“Oh, I thought you would like her,” said Mabel. “She—she is a great friend of mine.” Mabel spoke in considerable alarm, for if indeed Aunt Henrietta turned against Annie, she would find herself in a most serious position. Lady Lushington was silent for a minute or two; then she said:

“To be frank with you, Mabel, I don’t at the present moment like her at all. Whether I change my mind or not remains to be proved. Priscilla Weir is a fine creature, and worth twenty of that blue-eyed doll; but I suppose, as they have both come, we must put up with Miss Brooke for a short time. I may as well tell you frankly, however, Mabel, that I shall send her back to England, if she does not please me very much better than she has done on this first evening, at the first possible opportunity.”


Chapter Seventeen.

Ingratiating Secretary.

But Lady Lushington, when she took a prejudice against Annie Brooke, reckoned without her host. Annie was far too clever to allow this state of things to continue long.

The next day the three girls and Lady Lushington started en route for Interlaken.
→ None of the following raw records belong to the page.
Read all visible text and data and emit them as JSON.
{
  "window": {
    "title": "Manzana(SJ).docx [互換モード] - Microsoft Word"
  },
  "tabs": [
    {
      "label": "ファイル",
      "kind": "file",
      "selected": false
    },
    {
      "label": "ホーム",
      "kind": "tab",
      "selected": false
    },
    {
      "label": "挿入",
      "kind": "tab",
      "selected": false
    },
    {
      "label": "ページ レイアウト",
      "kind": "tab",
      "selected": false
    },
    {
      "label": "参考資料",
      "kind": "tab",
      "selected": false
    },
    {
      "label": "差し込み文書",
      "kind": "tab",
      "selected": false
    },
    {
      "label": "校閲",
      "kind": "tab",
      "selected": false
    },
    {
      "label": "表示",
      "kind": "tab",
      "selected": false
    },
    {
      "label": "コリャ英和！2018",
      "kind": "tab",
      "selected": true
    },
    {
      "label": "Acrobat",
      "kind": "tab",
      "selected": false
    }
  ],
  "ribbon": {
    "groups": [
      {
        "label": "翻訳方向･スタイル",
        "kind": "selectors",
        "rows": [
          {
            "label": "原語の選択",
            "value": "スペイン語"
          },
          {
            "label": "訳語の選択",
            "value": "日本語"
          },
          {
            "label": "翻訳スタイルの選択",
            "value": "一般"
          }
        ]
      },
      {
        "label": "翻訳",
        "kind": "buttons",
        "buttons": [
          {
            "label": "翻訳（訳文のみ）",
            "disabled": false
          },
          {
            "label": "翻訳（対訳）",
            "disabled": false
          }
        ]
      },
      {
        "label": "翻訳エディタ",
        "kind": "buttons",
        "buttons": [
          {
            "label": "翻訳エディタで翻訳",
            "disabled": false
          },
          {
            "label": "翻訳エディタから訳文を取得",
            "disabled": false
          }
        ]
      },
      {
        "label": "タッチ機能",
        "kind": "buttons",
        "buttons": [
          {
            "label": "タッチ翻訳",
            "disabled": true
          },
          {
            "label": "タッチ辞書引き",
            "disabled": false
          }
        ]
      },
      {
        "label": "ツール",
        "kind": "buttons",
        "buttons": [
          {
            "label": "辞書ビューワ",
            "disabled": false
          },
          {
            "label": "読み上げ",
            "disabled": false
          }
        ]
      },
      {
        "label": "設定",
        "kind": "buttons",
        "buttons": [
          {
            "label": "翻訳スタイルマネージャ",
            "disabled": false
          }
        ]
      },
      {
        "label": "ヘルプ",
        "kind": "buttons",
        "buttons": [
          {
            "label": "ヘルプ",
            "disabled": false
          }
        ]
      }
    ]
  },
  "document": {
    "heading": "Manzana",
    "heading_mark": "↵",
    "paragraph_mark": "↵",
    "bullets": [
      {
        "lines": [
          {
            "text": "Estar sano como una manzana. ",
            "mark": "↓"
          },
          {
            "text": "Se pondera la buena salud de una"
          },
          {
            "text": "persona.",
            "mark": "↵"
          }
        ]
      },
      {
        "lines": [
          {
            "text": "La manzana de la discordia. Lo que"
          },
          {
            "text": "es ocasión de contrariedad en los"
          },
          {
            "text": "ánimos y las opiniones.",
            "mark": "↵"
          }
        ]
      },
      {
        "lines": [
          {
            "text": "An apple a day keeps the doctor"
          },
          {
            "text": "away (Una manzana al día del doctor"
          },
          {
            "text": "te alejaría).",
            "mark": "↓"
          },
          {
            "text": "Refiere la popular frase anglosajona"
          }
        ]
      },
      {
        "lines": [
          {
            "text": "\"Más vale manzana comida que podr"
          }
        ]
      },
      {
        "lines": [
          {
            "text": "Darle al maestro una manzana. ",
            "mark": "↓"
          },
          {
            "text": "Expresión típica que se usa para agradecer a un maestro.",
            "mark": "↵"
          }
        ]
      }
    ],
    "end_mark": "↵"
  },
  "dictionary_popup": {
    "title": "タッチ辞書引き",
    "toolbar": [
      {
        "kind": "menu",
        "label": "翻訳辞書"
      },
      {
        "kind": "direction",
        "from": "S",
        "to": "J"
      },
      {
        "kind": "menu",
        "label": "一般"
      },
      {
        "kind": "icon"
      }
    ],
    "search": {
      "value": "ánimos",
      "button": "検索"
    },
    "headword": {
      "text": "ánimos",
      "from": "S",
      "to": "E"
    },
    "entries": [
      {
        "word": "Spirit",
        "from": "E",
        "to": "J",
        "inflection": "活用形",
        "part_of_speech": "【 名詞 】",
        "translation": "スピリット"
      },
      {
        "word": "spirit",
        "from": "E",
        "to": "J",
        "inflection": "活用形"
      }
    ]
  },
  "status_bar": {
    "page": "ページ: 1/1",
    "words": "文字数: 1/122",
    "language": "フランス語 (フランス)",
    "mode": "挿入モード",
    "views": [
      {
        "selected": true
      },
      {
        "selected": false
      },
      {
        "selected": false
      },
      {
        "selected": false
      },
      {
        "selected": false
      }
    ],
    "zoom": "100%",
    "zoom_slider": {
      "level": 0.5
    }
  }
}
There they put up at one of the most fashionable hotels, and there Annie began to find her feet and gradually to undermine Lady Lushington’s prejudice against her. Even if Mabel had not whispered the disconcerting fact to her that she had not made a good, impression on her aunt, Annie was far too sharp not to discover it for herself when Mabel said to her on that first night in the Grand Hotel in Paris, “I must tell you the truth, Annie; you are a failure so far; you have not pleased Aunt Henrietta, and Priscie has. I don’t know what I shall do if you leave me, but I know Aunt Hennie will send you back pretty sharp to England if you don’t alter your tactics, and how I am ever to meet all that lies before me if this happens is more than I can fathom.”

Annie had assured her friend that she need not be the least afraid, and, knowing the truth, or part of the truth, took her measures accordingly.

They had not been settled at the Belle Vue Hotel, Interlaken, more than two days before Lady Lushington, who was an exceedingly selfish, worldly woman, although quite kind-hearted, began to alter her mind with regard to both Annie Brooke and Priscilla Weir.